Monday, July 20, 2009
Sometimes it can be difficult to find a non-fiction children's book that can be both educational and entertaining. And even then, most of these are typically about animals or nature. Finding one about an everyday household item is even more unusual. Meet the Day-Glo Brothers.
We are all familiar with the eye-popping greens, yellows and oranges that are created with daylight fluorescents. They appear on life jackets, running shoes, traffic cones, hunting vests, sports equipment and more. But have you ever wondered how this process works or how it was created?
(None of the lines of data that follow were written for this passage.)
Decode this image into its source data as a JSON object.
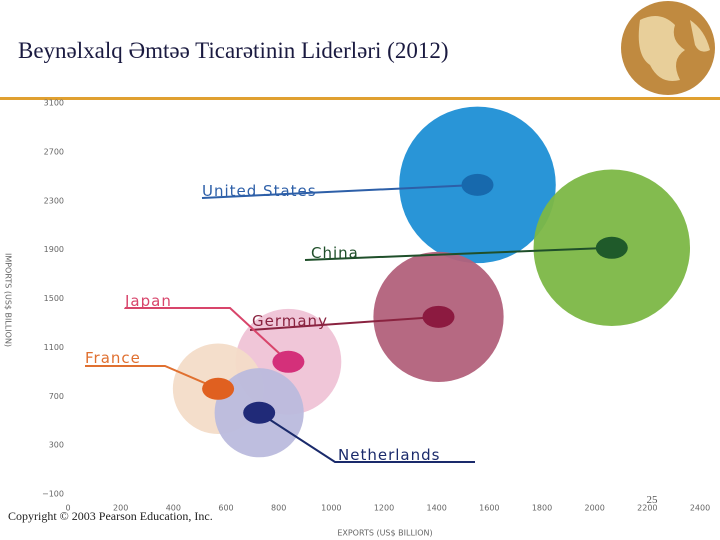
{
  "header": {
    "title": "Beynəlxalq Əmtəə Ticarətinin Liderləri (2012)"
  },
  "chart_data": {
    "type": "bubble",
    "x_label": "EXPORTS (US$ BILLION)",
    "y_label": "IMPORTS (US$ BILLION)",
    "xlim": [
      0,
      2400
    ],
    "xticks": [
      0,
      200,
      400,
      600,
      800,
      1000,
      1200,
      1400,
      1600,
      1800,
      2000,
      2200,
      2400
    ],
    "ylim": [
      -100,
      3100
    ],
    "yticks": [
      {
        "value": -100,
        "label": "−100"
      },
      300,
      700,
      1100,
      1500,
      1900,
      2300,
      2700,
      3100
    ],
    "grid": false,
    "series": [
      {
        "name": "United States",
        "color": "#1e8fd5",
        "dot_color": "#1769ad",
        "label_color": "#2d5fa8",
        "x": [
          1555
        ],
        "values": [
          2430
        ]
      },
      {
        "name": "China",
        "color": "#7cb746",
        "dot_color": "#1f5a2a",
        "label_color": "#1f4f2a",
        "x": [
          2065
        ],
        "values": [
          1915
        ]
      },
      {
        "name": "Germany",
        "color": "#b2617b",
        "dot_color": "#8c1a40",
        "label_color": "#8a2340",
        "x": [
          1407
        ],
        "values": [
          1350
        ]
      },
      {
        "name": "Japan",
        "color": "#efc3d6",
        "dot_color": "#d4307a",
        "label_color": "#d8456b",
        "x": [
          837
        ],
        "values": [
          982
        ]
      },
      {
        "name": "France",
        "color": "#f3dcc8",
        "dot_color": "#e06020",
        "label_color": "#e07030",
        "x": [
          570
        ],
        "values": [
          761
        ]
      },
      {
        "name": "Netherlands",
        "color": "#babadd",
        "dot_color": "#202a78",
        "label_color": "#1a2a6b",
        "x": [
          726
        ],
        "values": [
          565
        ]
      }
    ]
  },
  "footer": {
    "copyright": "Copyright © 2003 Pearson Education, Inc.",
    "page": "25"
  }
}
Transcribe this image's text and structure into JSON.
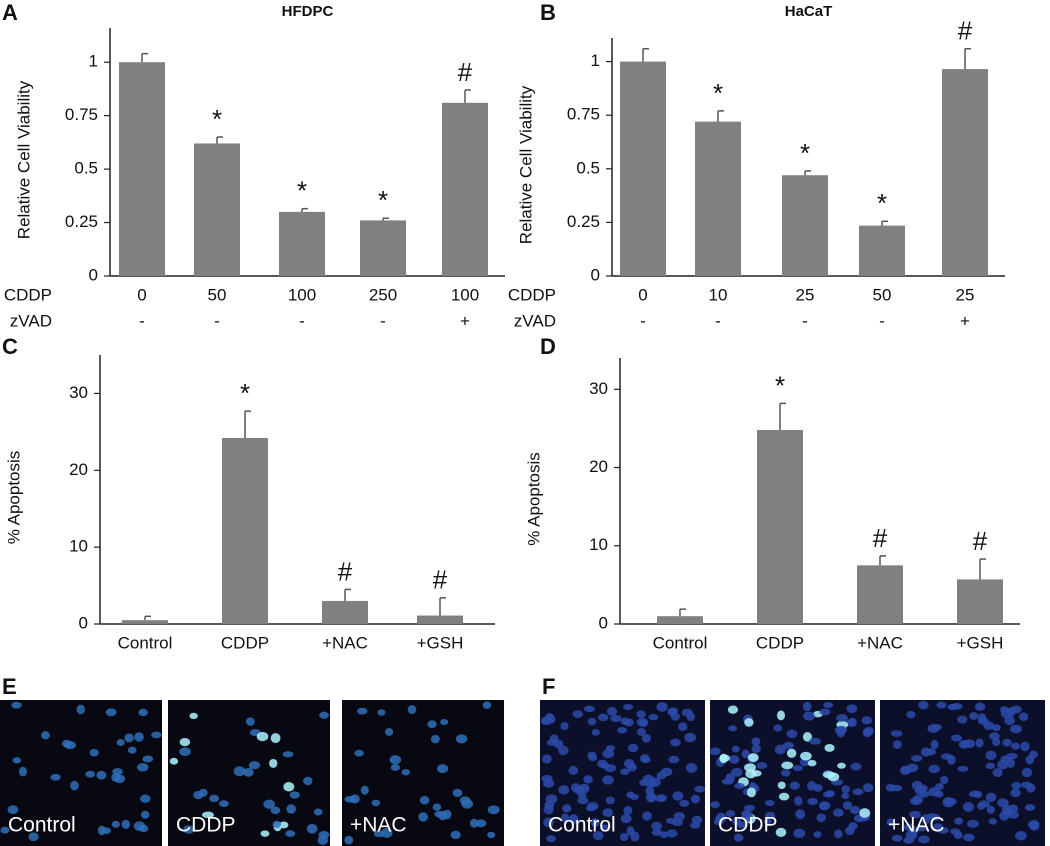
{
  "chart_data": [
    {
      "type": "bar",
      "letter": "A",
      "title": "HFDPC",
      "y_label": "Relative Cell Viability",
      "row_labels": [
        "CDDP",
        "zVAD"
      ],
      "categories": [
        "0",
        "50",
        "100",
        "250",
        "100"
      ],
      "categories2": [
        "-",
        "-",
        "-",
        "-",
        "+"
      ],
      "values": [
        1.0,
        0.62,
        0.3,
        0.26,
        0.81
      ],
      "errors": [
        0.04,
        0.03,
        0.015,
        0.01,
        0.06
      ],
      "annotations": [
        null,
        "*",
        "*",
        "*",
        "#"
      ],
      "color": "#808080",
      "ylim": [
        0,
        1.16
      ],
      "yticks": [
        0,
        0.25,
        0.5,
        0.75,
        1
      ]
    },
    {
      "type": "bar",
      "letter": "B",
      "title": "HaCaT",
      "y_label": "Relative Cell Viability",
      "row_labels": [
        "CDDP",
        "zVAD"
      ],
      "categories": [
        "0",
        "10",
        "25",
        "50",
        "25"
      ],
      "categories2": [
        "-",
        "-",
        "-",
        "-",
        "+"
      ],
      "values": [
        1.0,
        0.72,
        0.47,
        0.235,
        0.965
      ],
      "errors": [
        0.06,
        0.05,
        0.02,
        0.02,
        0.095
      ],
      "annotations": [
        null,
        "*",
        "*",
        "*",
        "#"
      ],
      "color": "#808080",
      "ylim": [
        0,
        1.11
      ],
      "yticks": [
        0,
        0.25,
        0.5,
        0.75,
        1
      ]
    },
    {
      "type": "bar",
      "letter": "C",
      "y_label": "% Apoptosis",
      "categories": [
        "Control",
        "CDDP",
        "+NAC",
        "+GSH"
      ],
      "values": [
        0.5,
        24.2,
        3.0,
        1.1
      ],
      "errors": [
        0.5,
        3.5,
        1.5,
        2.3
      ],
      "annotations": [
        null,
        "*",
        "#",
        "#"
      ],
      "color": "#808080",
      "ylim": [
        0,
        35
      ],
      "yticks": [
        0,
        10,
        20,
        30
      ]
    },
    {
      "type": "bar",
      "letter": "D",
      "y_label": "% Apoptosis",
      "categories": [
        "Control",
        "CDDP",
        "+NAC",
        "+GSH"
      ],
      "values": [
        1.0,
        24.8,
        7.5,
        5.7
      ],
      "errors": [
        0.9,
        3.4,
        1.2,
        2.6
      ],
      "annotations": [
        null,
        "*",
        "#",
        "#"
      ],
      "color": "#808080",
      "ylim": [
        0,
        34
      ],
      "yticks": [
        0,
        10,
        20,
        30
      ]
    }
  ],
  "image_panels": [
    {
      "letter": "E",
      "labels": [
        "Control",
        "CDDP",
        "+NAC"
      ]
    },
    {
      "letter": "F",
      "labels": [
        "Control",
        "CDDP",
        "+NAC"
      ]
    }
  ]
}
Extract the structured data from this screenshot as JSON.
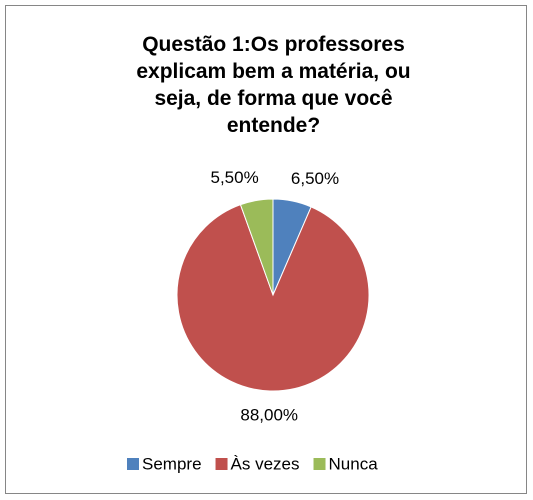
{
  "chart_data": {
    "type": "pie",
    "title": "Questão 1:Os professores explicam bem a matéria, ou seja, de forma que você entende?",
    "categories": [
      "Sempre",
      "Às vezes",
      "Nunca"
    ],
    "values": [
      6.5,
      88,
      5.5
    ],
    "value_labels": [
      "6,50%",
      "88,00%",
      "5,50%"
    ],
    "colors": [
      "#4f81bd",
      "#c0504d",
      "#9bbb59"
    ],
    "legend": "bottom"
  }
}
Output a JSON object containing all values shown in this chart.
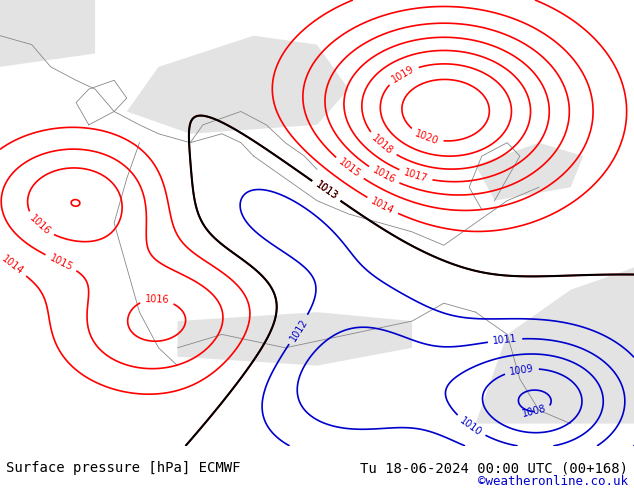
{
  "title_left": "Surface pressure [hPa] ECMWF",
  "title_right": "Tu 18-06-2024 00:00 UTC (00+168)",
  "credit": "©weatheronline.co.uk",
  "bg_color": "#c8e6c9",
  "land_color": "#c8e6c9",
  "sea_color": "#e8e8e8",
  "red_isobar_color": "#ff0000",
  "black_isobar_color": "#000000",
  "blue_isobar_color": "#0000cc",
  "footer_bg": "#ffffff",
  "footer_text_color": "#000000",
  "credit_color": "#0000cc",
  "figsize": [
    6.34,
    4.9
  ],
  "dpi": 100
}
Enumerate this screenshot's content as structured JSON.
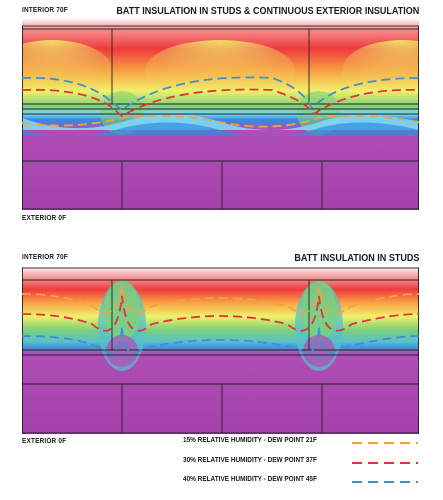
{
  "panels": [
    {
      "title": "BATT INSULATION IN STUDS & CONTINUOUS EXTERIOR INSULATION",
      "interior_label": "INTERIOR 70F",
      "exterior_label": "EXTERIOR 0F"
    },
    {
      "title": "BATT INSULATION IN STUDS",
      "interior_label": "INTERIOR 70F",
      "exterior_label": "EXTERIOR 0F"
    }
  ],
  "legend": [
    {
      "label": "15% RELATIVE HUMIDITY - DEW POINT 21F",
      "color": "#f2a23e"
    },
    {
      "label": "30% RELATIVE HUMIDITY - DEW POINT 37F",
      "color": "#e0343a"
    },
    {
      "label": "40% RELATIVE HUMIDITY - DEW POINT 45F",
      "color": "#3f8fd6"
    }
  ],
  "colors": {
    "red": "#ef3b3b",
    "orange": "#f7a445",
    "yellow": "#f1f06a",
    "green": "#7ed07a",
    "cyan": "#7fd8f2",
    "blue": "#2f8fe0",
    "purple": "#b04db6",
    "purple_dark": "#9a3ea2"
  }
}
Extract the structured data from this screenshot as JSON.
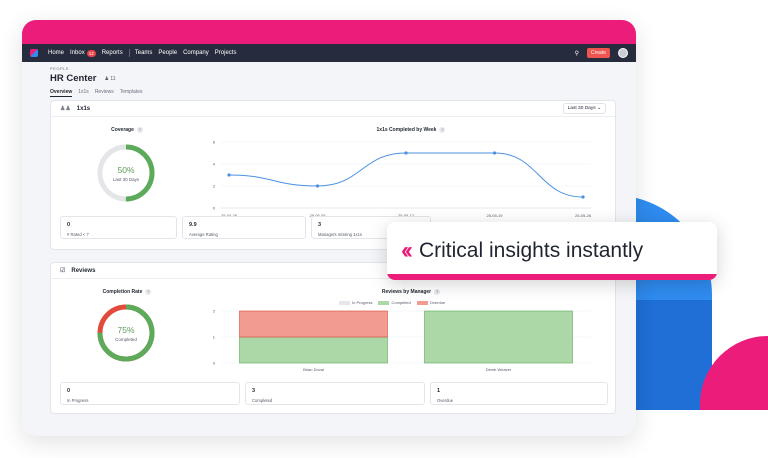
{
  "nav": {
    "items": [
      "Home",
      "Inbox",
      "Reports",
      "Teams",
      "People",
      "Company",
      "Projects"
    ],
    "inbox_badge": "12",
    "create_label": "Create"
  },
  "header": {
    "breadcrumb": "PEOPLE",
    "title": "HR Center",
    "people_count": "11",
    "tabs": [
      "Overview",
      "1x1s",
      "Reviews",
      "Templates"
    ]
  },
  "one_on_ones": {
    "title": "1x1s",
    "range": "Last 30 Days",
    "coverage": {
      "title": "Coverage",
      "value": "50%",
      "sub": "Last 30 Days",
      "fraction": 0.5
    },
    "stats": [
      {
        "value": "0",
        "label": "# Rated < 7"
      },
      {
        "value": "9.9",
        "label": "Average Rating"
      },
      {
        "value": "3",
        "label": "Managers missing 1x1s"
      }
    ]
  },
  "reviews": {
    "title": "Reviews",
    "completion": {
      "title": "Completion Rate",
      "value": "75%",
      "sub": "Completed",
      "fraction": 0.75
    },
    "stats": [
      {
        "value": "0",
        "label": "In Progress"
      },
      {
        "value": "3",
        "label": "Completed"
      },
      {
        "value": "1",
        "label": "Overdue"
      }
    ]
  },
  "callout": {
    "text": "Critical insights instantly"
  },
  "colors": {
    "brand_pink": "#ec1c7a",
    "green": "#5cab5a",
    "red": "#e24a3b",
    "blue_line": "#4a90e2"
  },
  "chart_data": [
    {
      "type": "line",
      "title": "1x1s Completed by Week",
      "x": [
        "25-04-28",
        "25-05-05",
        "25-05-12",
        "25-05-19",
        "25-05-26"
      ],
      "y_ticks": [
        0,
        2,
        4,
        6
      ],
      "ylim": [
        0,
        6
      ],
      "values": [
        3,
        2,
        5,
        5,
        1
      ]
    },
    {
      "type": "bar",
      "title": "Reviews by Manager",
      "categories": [
        "Brian Doval",
        "Derek Weaver"
      ],
      "y_ticks": [
        0,
        1,
        2
      ],
      "ylim": [
        0,
        2
      ],
      "legend": "top",
      "series": [
        {
          "name": "In Progress",
          "values": [
            0,
            0
          ],
          "color": "#e6e7ea"
        },
        {
          "name": "Completed",
          "values": [
            1,
            2
          ],
          "color": "#acd7a6"
        },
        {
          "name": "Overdue",
          "values": [
            1,
            0
          ],
          "color": "#f19b91"
        }
      ]
    }
  ]
}
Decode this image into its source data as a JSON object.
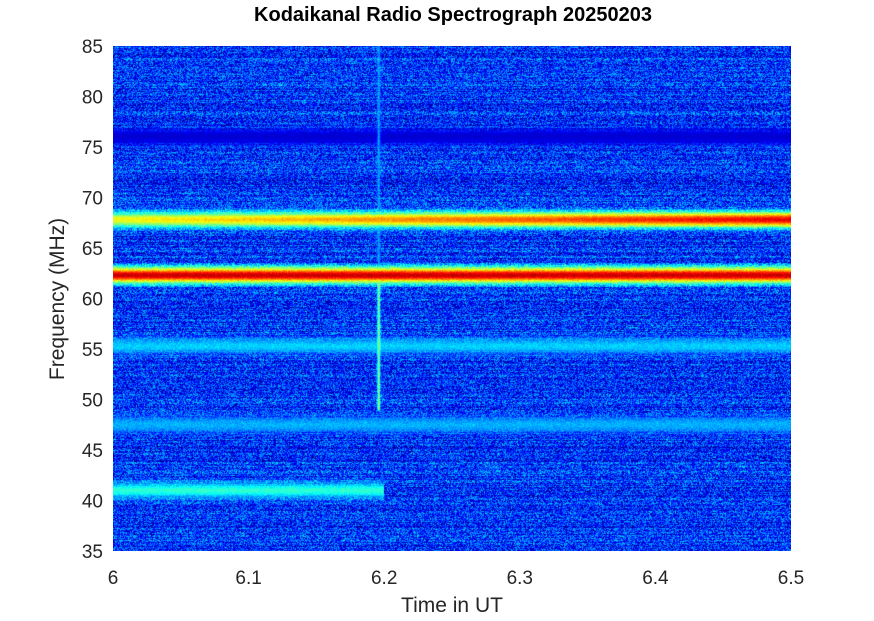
{
  "chart_data": {
    "type": "heatmap",
    "title": "Kodaikanal Radio Spectrograph  20250203",
    "xlabel": "Time in UT",
    "ylabel": "Frequency (MHz)",
    "xlim": [
      6,
      6.5
    ],
    "ylim": [
      35,
      85
    ],
    "x_ticks": [
      "6",
      "6.1",
      "6.2",
      "6.3",
      "6.4",
      "6.5"
    ],
    "y_ticks": [
      "35",
      "40",
      "45",
      "50",
      "55",
      "60",
      "65",
      "70",
      "75",
      "80",
      "85"
    ],
    "colormap": "jet",
    "background_level": 0.17,
    "horizontal_features": [
      {
        "freq": 62.3,
        "t_start": 6.0,
        "t_end": 6.5,
        "level": 0.93,
        "note": "strong persistent band"
      },
      {
        "freq": 67.8,
        "t_start": 6.0,
        "t_end": 6.5,
        "level": 0.62,
        "level_end": 0.9,
        "note": "band strengthening with time"
      },
      {
        "freq": 41.0,
        "t_start": 6.0,
        "t_end": 6.2,
        "level": 0.42
      },
      {
        "freq": 55.3,
        "t_start": 6.0,
        "t_end": 6.5,
        "level": 0.33
      },
      {
        "freq": 47.5,
        "t_start": 6.0,
        "t_end": 6.5,
        "level": 0.3
      },
      {
        "freq": 76.0,
        "t_start": 6.0,
        "t_end": 6.5,
        "level": 0.08,
        "note": "dark band"
      }
    ],
    "vertical_features": [
      {
        "time": 6.196,
        "f_start": 49,
        "f_end": 62,
        "level": 0.5
      },
      {
        "time": 6.196,
        "f_start": 62,
        "f_end": 85,
        "level": 0.28
      }
    ]
  }
}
Brothers Bob and Joe Switzer couldn't have been more different. Joe had his sights set on becoming a magician while Bob wanted to be a doctor. Bob's dreams were dashed in an accident at work, when he fell and hit his head, causing seizures and double vision. He began to help Joe expplore the possibilities of using fluorescence to jazz up his magic act. The Switzers built an ultraviolet lamp and started to experiment with chemicals to make glow-in-the-dark paints. These paints only showed up under ultraviolet light, but not in ordinary daylight.
Though trial and hard work, the brothers discovered a process to make those same paints glow in ordinary daylight too! Called "Day-Glo" these were in demand during World War II - used to send signals, mark water buoys, and to aid on lifeboats and aircraft carrier crews. After the war, day-glo colors were marketed to the general public and showed up in our everyday life.
Overall, an excellent and educational book in one package. Pair that with the brilliant and colorful illustrations from Tony Persiani and this is a great addition to your bookshelf. The small details make this a fascinating read, which makes a great story for kids of many ages.